SALVINI SI SENTE ACCERCHIATO E HA PAURA DELLA BATOSTA ELETTORALE
SERVONO NOMI FORTI, MA I GOVERNATORI SI SONO CHIAMATI FUORI. E LA SUGGESTIONE VANNACCI CAPOLISTA RISCHIA DI SPACCARE IL PARTITO
Solo i leader possono risolvere l’incastro delle regionali, ma sarà complicato anche per loro. Oggi la premier e i suoi vice si vedranno per il Consiglio dei ministri
Certo, la vigilia dell’incontro tra Giorgia Meloni, Matteo Salvini e Antonio Tajani non è serena. Il leader della Lega evita di fare i nomi degli alleati, ma allude significativamente.
Il ministro dei Trasporti parla ai pesi massimi del suo partito e in qualche modo denuncia la tracotanza di Fratelli d’Italia «non possono pretendere di imporre i loro candidati dappertutto». La premier viene citata indirettamente, attraverso un paragone: «Berlusconi sapeva essere generoso, il suo era il primo partito, ma non lo faceva pesare nei territori, dimostrando di essere un leader di coalizione. La sua grandezza non dipendeva da quanta gente piazzasse, ma dalla sua qualità umana».
I toni di Salvini sono bassi, ma qui e là emergono spigolature: «Non bisogna penalizzare i territori», dice, riferendosi alla decisioni prese a Roma e non a livello locale. In ogni caso «la Lega resta sempre collaborativa, ma occorre rispetto reciproco nella coalizione».
Matteo Salvini trasforma il Consiglio federale della Lega in un sorta di “gabinetto di guerra” e avverte i suoi: «Le Europee saranno fondamentali, c’è il rischio della polarizzazione del voto: bisogna darsi da fare». Lo spettro è l’affermazione degli alleati nel centrodestra, FdI in testa, ma anche Forza Italia, con la Lega che nel 2019 aveva preso il 34,3 per cento ridotta a poco più di un quarto.
Salvini è preoccupato: per le Europee servirebbero candidati forti, ma sa che i tre governatori leghisti, Luca Zaia, Massimiliano Fedriga e Attilio Fontana, gli hanno risposto picche. Mentre il corteggiatissimo generale Roberto Vannacci ieri è stato l’unico citato dal segretario della Lega ma, come il vicepremier pare sia stato costretto ad ammettere, «non ha detto ancora sì».
Sulle Regionali, la trattativa con FdI e Forza Italia resta in stallo.
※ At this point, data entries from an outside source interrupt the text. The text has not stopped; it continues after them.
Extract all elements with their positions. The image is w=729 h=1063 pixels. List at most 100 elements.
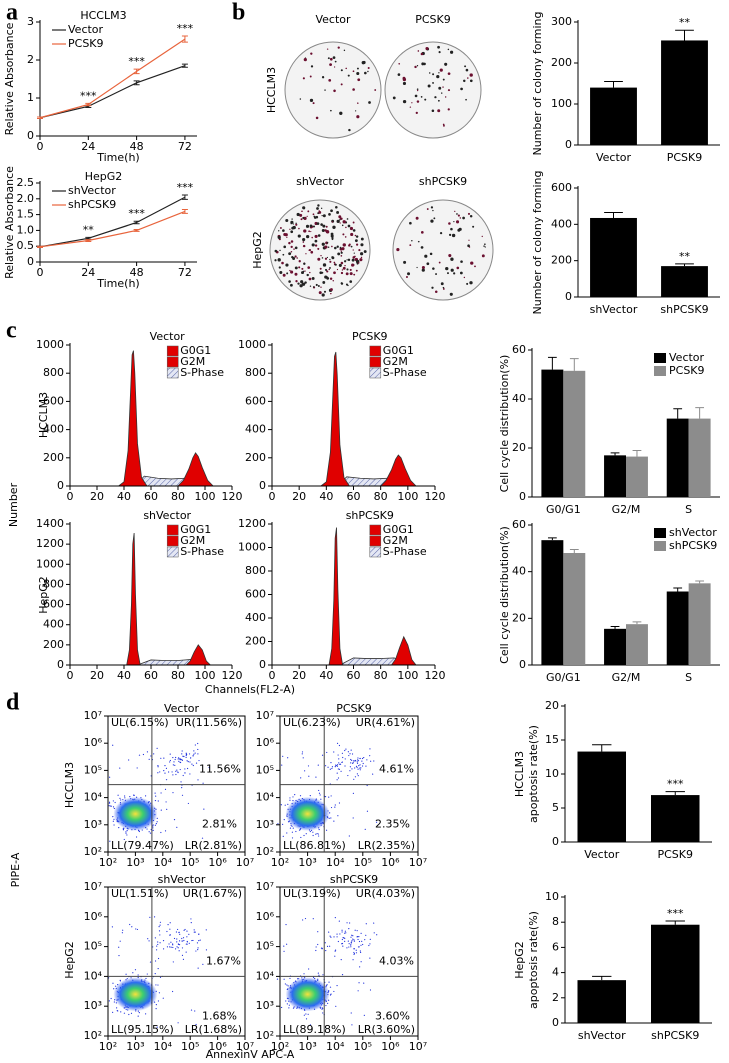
colony-texture	[338, 263, 342, 267]
colony-texture	[331, 236, 334, 240]
scatter-dot	[329, 986, 332, 988]
y-tick-label: 200	[245, 451, 266, 464]
scatter-dot	[356, 936, 358, 938]
y-axis-label: HCCLM3	[513, 751, 526, 797]
scatter-dot	[125, 831, 127, 833]
colony-texture	[428, 72, 431, 74]
colony-texture	[330, 232, 334, 236]
y-tick-label: 2	[27, 53, 34, 66]
colony-texture	[483, 245, 485, 247]
scatter-dot	[136, 767, 138, 769]
row-label: HepG2	[37, 576, 50, 614]
y-axis-label: Cell cycle distribution(%)	[498, 355, 511, 493]
error-bar	[37, 116, 43, 120]
plate-label: PCSK9	[415, 13, 451, 26]
annotation: ***	[128, 55, 145, 68]
colony-texture	[320, 255, 322, 257]
scatter-dot	[357, 775, 359, 777]
colony-texture	[309, 224, 313, 228]
scatter-dot	[300, 836, 302, 839]
scatter-dot	[177, 1022, 179, 1024]
y-tick-label: 2	[552, 991, 559, 1004]
legend-label: shPCSK9	[669, 539, 717, 552]
x-tick-label: 0	[67, 490, 74, 503]
colony-texture	[474, 265, 476, 268]
colony-texture	[320, 207, 323, 210]
colony-texture	[430, 219, 434, 223]
y-tick-label: 400	[551, 217, 572, 230]
colony-texture	[317, 247, 320, 250]
scatter-dot	[283, 819, 285, 821]
y-tick-label: 4	[552, 966, 559, 979]
scatter-dot	[282, 755, 284, 757]
scatter-dot	[324, 942, 326, 944]
x-tick-label: 10²	[99, 1040, 117, 1053]
scatter-dot	[187, 802, 189, 805]
x-axis-label: Time(h)	[96, 151, 139, 164]
quadrant-label: UR(4.03%)	[356, 887, 415, 900]
colony-texture	[447, 48, 450, 51]
scatter-dot	[178, 943, 181, 946]
colony-texture	[283, 233, 287, 237]
y-tick-label: 1.5	[17, 208, 35, 221]
scatter-dot	[169, 928, 171, 930]
scatter-dot	[318, 974, 320, 976]
scatter-dot	[159, 976, 162, 978]
scatter-dot	[336, 772, 338, 774]
colony-texture	[337, 252, 341, 256]
scatter-dot	[171, 771, 173, 773]
scatter-dot	[303, 834, 305, 837]
scatter-dot	[181, 750, 183, 752]
scatter-dot	[325, 949, 327, 952]
x-tick-label: 120	[222, 490, 243, 503]
x-tick-label: 20	[292, 669, 306, 682]
scatter-dot	[154, 972, 156, 975]
scatter-dot	[369, 938, 371, 940]
scatter-dot	[315, 776, 317, 778]
scatter-dot	[318, 789, 320, 792]
colony-texture	[281, 261, 284, 265]
scatter-dot	[352, 935, 354, 937]
scatter-density	[285, 796, 330, 831]
colony-texture	[320, 223, 323, 226]
colony-texture	[312, 213, 315, 216]
y-tick-label: 0	[57, 658, 64, 671]
y-tick-label: 10⁷	[256, 709, 274, 722]
x-tick-label: S	[685, 671, 692, 684]
y-tick-label: 1200	[238, 517, 266, 530]
scatter-dot	[172, 764, 174, 766]
scatter-dot	[138, 1012, 140, 1014]
colony-texture	[321, 293, 325, 297]
colony-texture	[464, 65, 467, 68]
scatter-dot	[158, 992, 161, 994]
scatter-dot	[189, 761, 191, 763]
scatter-dot	[309, 830, 311, 833]
colony-texture	[457, 214, 460, 217]
scatter-dot	[116, 1007, 118, 1009]
colony-texture	[332, 280, 334, 282]
scatter-dot	[176, 941, 178, 943]
bar	[577, 751, 627, 842]
y-tick-label: 1200	[36, 537, 64, 550]
scatter-dot	[197, 967, 199, 969]
plate-label: shPCSK9	[419, 175, 467, 188]
colony-texture	[317, 285, 320, 287]
y-tick-label: 10³	[84, 999, 102, 1012]
colony-texture	[322, 214, 326, 218]
scatter-dot	[286, 984, 288, 986]
scatter-dot	[113, 824, 115, 826]
colony-texture	[367, 66, 370, 69]
colony-texture	[420, 231, 424, 234]
scatter-dot	[328, 931, 330, 933]
colony-texture	[363, 250, 367, 254]
colony-texture	[335, 206, 338, 209]
scatter-dot	[149, 961, 152, 963]
plot-frame	[279, 715, 419, 853]
legend-swatch	[369, 367, 382, 379]
colony-texture	[315, 116, 319, 120]
colony-texture	[319, 271, 323, 275]
chart-title: HCCLM3	[80, 9, 126, 22]
colony-texture	[338, 215, 342, 219]
scatter-dot	[154, 824, 156, 826]
scatter-texture	[276, 917, 378, 1026]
Salvini ribadisce la posizione sui governatori uscenti che andrebbero «tutti ricandidati», ma è costretto ad ammettere che sulla riconferma di Christian Solinas in Sardegna è ancora tutto fermo.
Salvini, insomma, resta stretto tra due fuochi. Da una parte il segretario nazionale di Forza Italia, Antonio Tajani, che per le Regionali chiede la «conferma di Bardi in Basilicata e di Cirio in Piemonte: in Sardegna FI non presenterà candidati» e per le Europee apre alla sua candidatura: «Non escludo di farlo», dice.
Dall’altra Giorgia Meloni, che non cede sull’isola, anche se la deputata di FdI Ylenia Lucaselli assicura che «i leader troveranno un accordo come sempre». Il numero uno della Lega si accontenta per ora dell’aumento degli iscritti «superiore al 10%», ma sollecita «il massimo impegno affinché i prossimi mesi siano ancora più positivi».
Sostiene che «il gruppo Identità e democrazia, oggi formato da sessanta europarlamentari, secondo i sondaggi può arrivare ad averne almeno cento». Aggiunge che per la Lega «il centrodestra unito è un valore in Italia e non solo. Per noi la compattezza è fondamentale anche in Europa», ma poi, pur non citando Tajani non rinuncia a sottolineare che «chi divide dicendo no a Marine Le Pen fa il gioco della sinistra». […] Al capogruppo della Lega in Senato Massimliano Romeo, alla fine, non resta che lasciare via Bellerio con un laconico: «Andrà bene, una quadra si troverà di sicuro». Ma la quadra per ora è ancora lontana.